Performance

Hamnet

Tramway, Glasgow

Mary Brennan

five stars

Somewhere, in a limbo that arcs from 1596 to the present day, an eleven year old boy is trying to make sense of a world he is no longer a part of - that boy is Hamnet, He’s the only son of William Shakespeare, though he scarcely knew his father: Shakespeare abandoned his family to pursue a career in the theatre and failed to get home again before Hamnet died. Four years later, in 1599, Shakespeare wrote Hamlet... This brilliant, metaphysical maze of a monologue - conjured up in 2017 by Dead Centre and all-too-briefly part of the Take Me Somewhere programme - finds Hamnet scratching away at the why’s and wherefores of the one letter, that ‘l’ instead of ‘n’ , that separates his name from the abiding greatness bestowed on a fictional character. But that’s only the springboard into an increasingly poignant exploration of loss, where directors/devisers Bush Moukarzel and Ben Kidd come at the dynamics of presence and absence from several, cogent directions that ultimately nag us with more questions than answers.

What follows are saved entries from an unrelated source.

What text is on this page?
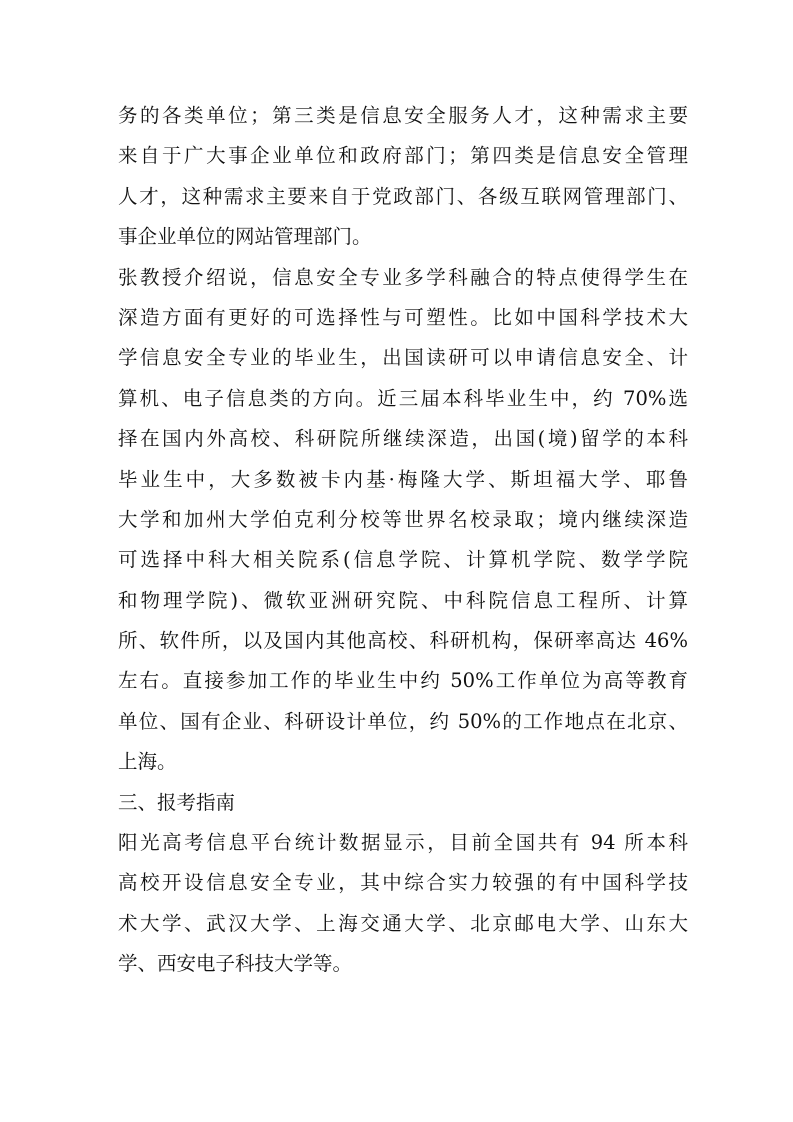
务的各类单位；第三类是信息安全服务人才，这种需求主要
来自于广大事企业单位和政府部门；第四类是信息安全管理
人才，这种需求主要来自于党政部门、各级互联网管理部门、
事企业单位的网站管理部门。
张教授介绍说，信息安全专业多学科融合的特点使得学生在
深造方面有更好的可选择性与可塑性。比如中国科学技术大
学信息安全专业的毕业生，出国读研可以申请信息安全、计
算机、电子信息类的方向。近三届本科毕业生中，约 70%选
择在国内外高校、科研院所继续深造，出国(境)留学的本科
毕业生中，大多数被卡内基·梅隆大学、斯坦福大学、耶鲁
大学和加州大学伯克利分校等世界名校录取；境内继续深造
可选择中科大相关院系(信息学院、计算机学院、数学学院
和物理学院)、微软亚洲研究院、中科院信息工程所、计算
所、软件所，以及国内其他高校、科研机构，保研率高达 46%
左右。直接参加工作的毕业生中约 50%工作单位为高等教育
单位、国有企业、科研设计单位，约 50%的工作地点在北京、
上海。
三、报考指南
阳光高考信息平台统计数据显示，目前全国共有 94 所本科
高校开设信息安全专业，其中综合实力较强的有中国科学技
术大学、武汉大学、上海交通大学、北京邮电大学、山东大
学、西安电子科技大学等。
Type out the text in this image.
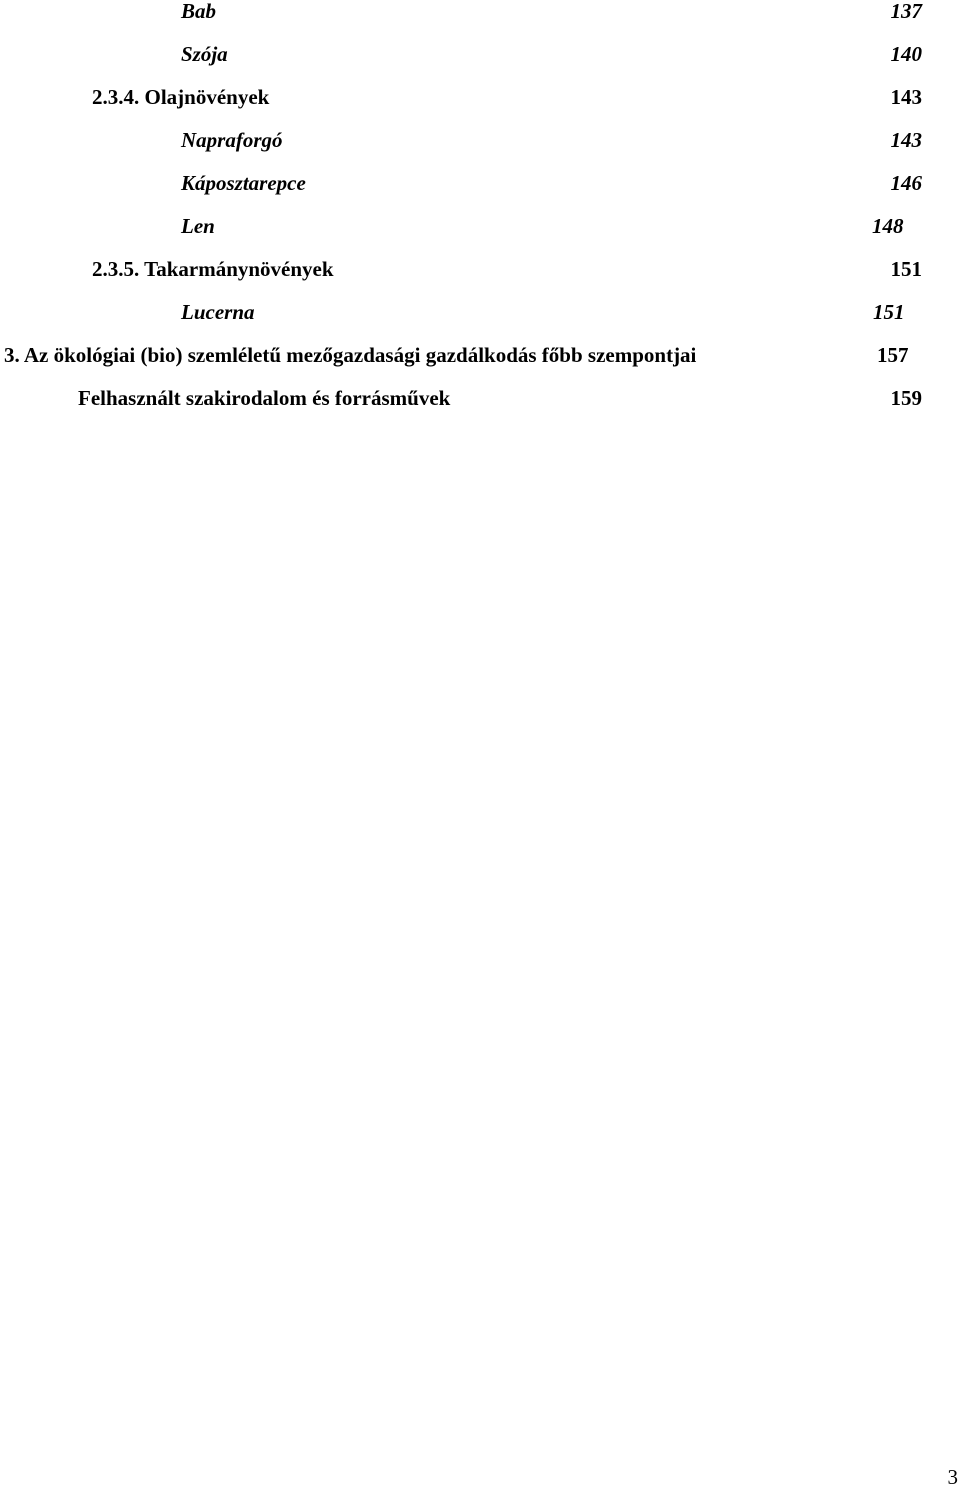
Bab	137
Szója	140
2.3.4. Olajnövények	143
Napraforgó	143
Káposztarepce	146
Len	148
2.3.5. Takarmánynövények	151
Lucerna	151
3. Az ökológiai (bio) szemléletű mezőgazdasági gazdálkodás főbb szempontjai	157
Felhasznált szakirodalom és forrásművek	159
3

On-stage, Hamnet is played with an unnerving naturalness by eleven year old Ollie West. Wearing casual modern dress, calling up Google on his smart-phone, producing costume changes and an electronic keyboard from his massive back-pack, West’s Hamnet could have strolled in off the street. When the sly, superbly engineered ‘trickery’ of José Miguel Jiménez’s video creates a parallel universe on-screen - with us, as audience, also mirrored there - the sheer wrenching misery of Hamnet’s infinite isolation really harrows as West is suddenly confronted (on-screen) by a man he calls ‘father’. Who is really being haunted here? Is it the lonely son who never got to engage with a famous father? Or the father who, too late, remembered his responsibilities to Hamnet. Layer upon magnificent layer, it’s a play that catches the conscience - death makes losers of us all.